Kevin Harvick says timing and sponsorship could lure Kevin Harvick Inc. to Cup
Kevin Harvick doesn’t know if or when Kevin Harvick Inc. would become a NASCAR Sprint Cup team, but Harvick will be ready if the right time – and the right sponsor – comes for his organization to make that step.
Harvick admits the time could be soon, especially considering the current economic climate and the merging of several teams leaving the door open for a young program to make races and establish itself.
“You’re going to see some people come into the sport because it's an opportunity to try to get your Cup team started and try to make it work,” Harvick says.
Do those people include KHI, which has competed in the Truck series since 2002 and in Nationwide since 2004?
"You never can say no,” Harvick says. “I don't have any interest in driving my own car, I know that for sure, but I think it's something that you always think about."
If Harvick and his wife, DeLana, do opt to go Cup racing, they will keep the same philosophy they've used in building their organization. They won’t field a program unless it has funding. Harvick did run some Truck races during the organization’s first year just to get the company off the ground but has resisted the urge to field a car without financial support.
That has been part of Harvick’s success. KHI has 17 wins and the 2007 title in Trucks as well as three wins in Nationwide.
“It’s just going to take the right opportunity to get in [to Cup] from a sponsorship standpoint,” Harvick said. “I think the Trucks and the Nationwide cars have built a foundation for us to do that if the right opportunity ever came about.
“With the people and our shop – all the things are there to do it. It just has got to be timing and I’m not going to do something that is not right [with sponsorship]. Right now, you might have to beef a couple of things up but the foundation is laid for all that stuff.”
For now, Harvick will listen to potential opportunities while also making sure that KHI continues to be run frugally.

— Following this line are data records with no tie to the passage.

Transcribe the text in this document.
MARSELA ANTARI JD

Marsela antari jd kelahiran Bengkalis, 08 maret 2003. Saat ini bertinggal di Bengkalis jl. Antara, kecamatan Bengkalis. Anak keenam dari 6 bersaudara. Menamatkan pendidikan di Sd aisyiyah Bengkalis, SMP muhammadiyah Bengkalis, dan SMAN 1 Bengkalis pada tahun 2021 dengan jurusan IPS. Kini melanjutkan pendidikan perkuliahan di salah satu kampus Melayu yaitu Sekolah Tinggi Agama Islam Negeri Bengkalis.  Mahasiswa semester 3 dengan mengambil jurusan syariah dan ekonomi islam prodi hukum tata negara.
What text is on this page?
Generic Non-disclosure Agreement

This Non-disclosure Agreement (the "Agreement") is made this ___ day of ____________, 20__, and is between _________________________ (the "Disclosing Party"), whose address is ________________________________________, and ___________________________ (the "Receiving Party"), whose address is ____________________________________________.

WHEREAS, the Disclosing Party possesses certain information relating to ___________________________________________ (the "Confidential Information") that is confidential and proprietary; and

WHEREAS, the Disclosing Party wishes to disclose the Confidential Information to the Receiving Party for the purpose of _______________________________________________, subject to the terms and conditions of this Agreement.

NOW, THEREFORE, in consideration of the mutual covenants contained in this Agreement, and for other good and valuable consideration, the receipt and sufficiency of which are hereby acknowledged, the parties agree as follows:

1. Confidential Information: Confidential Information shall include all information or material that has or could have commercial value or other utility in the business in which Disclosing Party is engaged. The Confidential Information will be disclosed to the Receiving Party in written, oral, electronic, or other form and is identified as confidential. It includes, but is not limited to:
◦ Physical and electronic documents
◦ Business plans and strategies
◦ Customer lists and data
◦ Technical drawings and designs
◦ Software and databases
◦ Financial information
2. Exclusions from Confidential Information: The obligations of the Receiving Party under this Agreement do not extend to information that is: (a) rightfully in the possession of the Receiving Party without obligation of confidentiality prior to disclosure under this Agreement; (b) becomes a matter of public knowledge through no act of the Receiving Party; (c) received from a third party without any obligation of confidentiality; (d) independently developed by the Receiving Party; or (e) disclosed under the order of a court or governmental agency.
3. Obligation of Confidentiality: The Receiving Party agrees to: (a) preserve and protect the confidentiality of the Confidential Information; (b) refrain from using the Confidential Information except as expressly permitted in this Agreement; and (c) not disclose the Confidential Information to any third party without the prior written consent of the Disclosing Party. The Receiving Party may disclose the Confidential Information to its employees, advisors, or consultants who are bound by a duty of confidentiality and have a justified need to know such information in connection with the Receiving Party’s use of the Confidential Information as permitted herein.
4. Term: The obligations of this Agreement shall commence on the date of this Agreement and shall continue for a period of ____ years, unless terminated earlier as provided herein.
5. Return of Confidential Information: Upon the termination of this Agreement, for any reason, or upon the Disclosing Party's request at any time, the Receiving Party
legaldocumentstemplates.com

“[We’re] just making sure that we're competitive in the market, to put a competitive, affordable program together for our sponsors,” Harvick said. “I think that's probably the biggest thing we've done is adjust a little bit there on pricing.
“When you do that, it effects all the way down and that's how many people you have, how much you're paying for hotel rooms, and it goes from all the way down to the bottom to make sure when you lower that price, you've got to lower your overhead.”
Harvick has watched what has happened to other teams in the garage. He has seen traditional teams such as Dale Earnhardt Inc., Bill Davis Racing and Petty Enterprises merge and virtually lose their identity.
Watching those traditional owners struggle is not a deterrent to owning a Cup team for Harvick.
“From a DEI and a Petty circumstance, you’ve kind of seen the deterioration of those teams coming and this was just the final straw that broke the camel’s back,” Harvick says. “From the outside looking in, I look at opportunity. That’s how we’ve always approached things.”
Those opportunities in this day and age of Cup racing include interested investors in race teams.
“A hedge-fund guy is probably not going to be the right guy to come in the sport,” Harvick says. “The solid owners are the ones who are racers and those are the kind of things that we need in our sport.”
But even a racer such as Richard Childress has an investor, and Chartwell Investments gave Childress the financial means to expand his shop and revitalize his team.
Childress didn’t relinquish control and still is the face of the race team. If Harvick had to stomach and take an investor, it likely would have to be in a fashion similar to that of Childress. Harvick doesn’t seem too interested in going Cup racing if he isn’t in control of the team.
“Everything that we’ve done, we’ve done on our own in our particular organization,” Harvick says. “Cup racing is expensive, but I would hate to give up something that I built. I wouldn’t give up any control. I wouldn‘t do it.”